Bu kahve içmenin bir başka türlüsü, yine ajansın enerjisine yazık eden bir takip telefonu. Konuya her zaman hizmet verilen kişinin gündeminden bakmak gerekiyor. Hiçbir markanın şöyle bir gündemi olmaz: ‘Ya, x ajans gelmişti tanışmaya, bugün oturayım da onlara verebilecek bir brief düşüneyim’. Bunun yerine, ajansın markaların gündemini takip etmesi gerekir. Proaktif işler iyidir, markaların ajandasını tahmin etmek için müneccim olmak gerekmez.

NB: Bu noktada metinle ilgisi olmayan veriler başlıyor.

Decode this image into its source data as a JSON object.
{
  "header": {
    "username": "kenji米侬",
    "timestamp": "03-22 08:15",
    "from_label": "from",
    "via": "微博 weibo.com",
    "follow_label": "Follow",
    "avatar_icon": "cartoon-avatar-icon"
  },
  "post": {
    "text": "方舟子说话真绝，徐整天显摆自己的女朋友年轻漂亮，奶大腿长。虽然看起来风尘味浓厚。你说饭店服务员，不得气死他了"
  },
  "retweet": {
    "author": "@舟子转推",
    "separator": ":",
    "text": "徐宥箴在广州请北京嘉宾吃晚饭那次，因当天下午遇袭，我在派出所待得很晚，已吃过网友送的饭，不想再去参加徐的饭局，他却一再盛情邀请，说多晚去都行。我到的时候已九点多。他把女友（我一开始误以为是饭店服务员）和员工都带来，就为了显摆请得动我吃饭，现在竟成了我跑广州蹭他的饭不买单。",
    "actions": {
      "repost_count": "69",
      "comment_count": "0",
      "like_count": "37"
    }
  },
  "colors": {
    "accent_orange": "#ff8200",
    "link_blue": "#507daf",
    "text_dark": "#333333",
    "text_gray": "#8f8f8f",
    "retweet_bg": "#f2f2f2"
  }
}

Geleneksel kampanya dönemleri ya da ilgili firmanın bariz biçimde halka açık dile getirdiği büyüme alanları doğrultusunda kendine bir brief oluşturup bir proaktif iş yapmak, gerçekten bir şey demektir. ‘Bak ben senin için böyle değerler oluşturabilirim’ demek, ‘ama niye beni hiç aramıyorsun ama niye’ diye aynı çemberin içinde dönüp durmaktan çok daha gerçekçi bir ısrar hamlesidir.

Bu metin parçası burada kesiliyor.